Your Care Network With Medicare Advantage PPO Plans 

PPO Medicare Advantage Plans provide a network of providers and facilities who’ve agreed to participate in the plan. Beneficiaries can get care outside this network if necessary, but staying in the plan’s network typically makes more sense.

Why Is It Better to Use In-network Care? 

Beneficiaries typically enjoy lower out-of-pocket healthcare costs when they stay in their PPO’s network, both at the time of service and over the course of the year. These lower costs make accessing necessary medical care more affordable.

In a Preferred Provider Organization, in-network healthcare providers have agreed to accept certain service fees. These negotiated discounts allow beneficiaries to pay lower prices when they get care. Since out-of-network providers do not have a contract with the plan, their services are not discounted.

Beneficiaries who stay in-network are better protected from high care costs. Medicare Advantage PPO Plans set annual limits on members’ out-of-pocket health spending, and for 2023, spending on in-network services is capped at $8,300. However, the combined cap for in and out-of-network costs is much higher at $12,450.

How Do Medicare PPO Plans Cover Out-of-Network Care? 

Medicare PPO Plans allow members to get care from non-network providers; however, these services are covered at a lower level than in-network services. This means plan members pay a higher share of the cost of

Medicare-covered services.

For example, Plan members typically pay $0 to $10 when they see an in-network doctor, but appointments with an out-of-network doctor can cost between $40 and $70. This partial coverage is valuable for consumers who need the flexibility to see out-of-network doctors.

How to Find In-Network Care 

Each Medicare Advantage PPO Plan has a provider directory that lists the doctors, healthcare providers, hospitals, and facilities that accept the plan. Visit the plan website to search for in-network providers in your area, or contact the insurer to request a printed directory.

The provider directory is not the only way to find in-network care. If you want to see a specific doctor, consider calling the provider’s office or your insurance company to find out if they belong to the plan’s network.

For individuals who travel frequently, I strongly recommend considering a Preferred Provider Organization (PPO) plan. PPO plans typically offer a broader network of healthcare providers, making it easier for individuals with health needs to find doctors while on the road.

When selecting a PPO plan, it’s important to consider the size of the network, the plan’s coverage, and associated costs. It’s also crucial to review any limitations or restrictions associated with out-of-network care, particularly if you frequently travel outside of your plan’s service area.

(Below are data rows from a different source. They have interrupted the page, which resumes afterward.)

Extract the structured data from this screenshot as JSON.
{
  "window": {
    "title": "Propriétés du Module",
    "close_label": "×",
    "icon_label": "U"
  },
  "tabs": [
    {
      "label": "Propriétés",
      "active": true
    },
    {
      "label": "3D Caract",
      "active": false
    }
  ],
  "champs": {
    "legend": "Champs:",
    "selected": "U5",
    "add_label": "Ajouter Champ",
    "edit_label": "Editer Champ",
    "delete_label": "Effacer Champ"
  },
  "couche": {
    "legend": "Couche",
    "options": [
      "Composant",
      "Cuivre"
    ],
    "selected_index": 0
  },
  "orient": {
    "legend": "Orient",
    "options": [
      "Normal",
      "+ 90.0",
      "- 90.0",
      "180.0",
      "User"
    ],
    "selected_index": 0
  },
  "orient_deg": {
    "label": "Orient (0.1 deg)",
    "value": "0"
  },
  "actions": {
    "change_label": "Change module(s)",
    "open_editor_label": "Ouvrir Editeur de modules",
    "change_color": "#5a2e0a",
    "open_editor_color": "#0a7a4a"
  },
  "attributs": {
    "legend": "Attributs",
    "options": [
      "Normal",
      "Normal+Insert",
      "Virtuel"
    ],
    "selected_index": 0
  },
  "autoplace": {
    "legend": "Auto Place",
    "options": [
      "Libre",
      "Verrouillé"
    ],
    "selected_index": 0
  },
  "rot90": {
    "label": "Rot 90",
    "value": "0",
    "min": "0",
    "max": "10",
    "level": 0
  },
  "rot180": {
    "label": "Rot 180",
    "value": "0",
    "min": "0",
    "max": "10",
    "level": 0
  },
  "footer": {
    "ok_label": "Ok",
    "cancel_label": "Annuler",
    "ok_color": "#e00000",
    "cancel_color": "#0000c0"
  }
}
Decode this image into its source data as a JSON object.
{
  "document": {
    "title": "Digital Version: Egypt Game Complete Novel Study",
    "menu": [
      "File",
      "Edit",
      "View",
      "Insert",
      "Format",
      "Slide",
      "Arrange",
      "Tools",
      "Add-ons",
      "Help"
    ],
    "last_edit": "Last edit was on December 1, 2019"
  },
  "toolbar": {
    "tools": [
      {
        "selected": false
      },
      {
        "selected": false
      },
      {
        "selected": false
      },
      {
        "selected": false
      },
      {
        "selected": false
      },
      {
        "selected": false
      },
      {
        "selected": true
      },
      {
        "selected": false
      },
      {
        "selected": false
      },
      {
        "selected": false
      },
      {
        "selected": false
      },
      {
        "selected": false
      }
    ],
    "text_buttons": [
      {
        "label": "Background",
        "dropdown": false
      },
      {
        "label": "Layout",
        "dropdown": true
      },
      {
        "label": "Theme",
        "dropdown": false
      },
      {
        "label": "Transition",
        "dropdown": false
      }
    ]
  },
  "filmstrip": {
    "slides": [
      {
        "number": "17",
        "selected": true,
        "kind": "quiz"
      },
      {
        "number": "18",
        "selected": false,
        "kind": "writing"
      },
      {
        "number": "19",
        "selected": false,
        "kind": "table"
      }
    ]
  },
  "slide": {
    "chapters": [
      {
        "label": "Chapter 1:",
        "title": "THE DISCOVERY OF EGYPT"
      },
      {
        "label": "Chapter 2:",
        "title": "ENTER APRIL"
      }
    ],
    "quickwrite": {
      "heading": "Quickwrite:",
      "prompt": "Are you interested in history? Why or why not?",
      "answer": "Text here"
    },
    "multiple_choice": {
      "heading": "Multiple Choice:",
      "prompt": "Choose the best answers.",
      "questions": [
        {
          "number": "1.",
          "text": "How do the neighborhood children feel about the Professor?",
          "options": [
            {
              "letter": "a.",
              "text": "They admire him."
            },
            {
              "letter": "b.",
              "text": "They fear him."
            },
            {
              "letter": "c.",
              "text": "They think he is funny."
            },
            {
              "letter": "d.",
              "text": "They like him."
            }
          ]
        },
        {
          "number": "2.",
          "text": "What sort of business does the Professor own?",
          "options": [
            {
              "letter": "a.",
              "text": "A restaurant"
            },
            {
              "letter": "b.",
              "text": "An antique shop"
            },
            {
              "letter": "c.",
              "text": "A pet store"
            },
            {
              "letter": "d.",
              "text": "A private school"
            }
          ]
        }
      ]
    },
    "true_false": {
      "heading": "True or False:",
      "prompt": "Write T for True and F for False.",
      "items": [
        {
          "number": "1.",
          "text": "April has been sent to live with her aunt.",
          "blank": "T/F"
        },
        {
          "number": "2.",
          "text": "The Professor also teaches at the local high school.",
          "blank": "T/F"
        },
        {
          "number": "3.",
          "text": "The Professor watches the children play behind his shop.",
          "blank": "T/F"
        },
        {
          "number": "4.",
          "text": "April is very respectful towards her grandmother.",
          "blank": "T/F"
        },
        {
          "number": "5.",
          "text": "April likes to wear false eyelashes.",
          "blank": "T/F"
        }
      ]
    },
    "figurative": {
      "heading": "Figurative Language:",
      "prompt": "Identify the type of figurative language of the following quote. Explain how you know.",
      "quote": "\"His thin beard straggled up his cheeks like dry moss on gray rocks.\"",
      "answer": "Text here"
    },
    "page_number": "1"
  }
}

The Costs of a Medicare Advantage PPO 

Medicare Advantage PPOs help cover plan members’ care costs, but they do not cover all expenses. Here’s a look at the out-of-pocket costs members can expect to pay.

  • Premiums: Monthly payments to an insurance company in exchange for coverage. Many plans have $0 premiums, though members still pay their Part A and/or Part B premiums in these plans.
  • Deductibles: The amount plan members must pay out of pocket before their Medicare PPO begins paying. Deductibles typically range from around $200 to $1,300, but some plans have a $0 deductible.
  • Copayments: An amount members are required to pay when they receive covered services. Copays are typically flat fees, such as $10 or $20.
  • Coinsurance: The share of the cost of care members pay after reaching their plan’s deductible. Coinsurance is usually a percentage, such as 20% or 40%. Therefore, if you have 80/20 coinsurance, your insurer pays 80% of the costs after the deductible is met, and you pay the remaining 20%./
  • Out-of-network fees: Costs members pay when they get care outside the plan’s network. Typically, these fees are higher copayments or coinsurance.
  • Out-of-pocket maximums: An annual limit on members’ spending on covered services. When members reach this limit, their plan pays the full cost of covered services for the rest of the year.

See It In Action

Consider a 70-year-old man who enrolls in a zero-premium Medicare PPO Plan. He still needs to pay the monthly Part B premium of $174.70.

He has several chronic health conditions and needs ongoing care. Most of his preferred healthcare providers, including his primary care doctor, are in his plan’s network. He benefits from low in-network copays at each visit to these providers.

However, the heart specialist who has treated him for many years is out-of-network. At each visit, he pays a $70 out-of-network copay. This is more than the $30 copay he’d pay an in-network specialist, but the partial coverage means he does not need to switch doctors.

How to Select a Medicare Advantage PPO Plan 

In 2023, people with Medicare chose from an average of 43 Medicare Advantage Plans, including PPOs. To narrow down your options and choose the right PPO Plan for your needs, consider the features offered by each plan, such as:

  • Covered services: Many plans offer coverage for prescription drugs, dental care, vision care, or other supplemental benefits, but some do not. If you need coverage for a specific benefit, find out if the plan covers it.
  • Costs: Compare premiums, deductibles, coinsurance, copayments, and out-of-pocket maximums to estimate your costs. Be sure to note the fees for getting out-of-network care.
  • Provider network: Check if the plan covers your preferred doctors, and note the network size. Larger networks give plan members a wider choice of providers.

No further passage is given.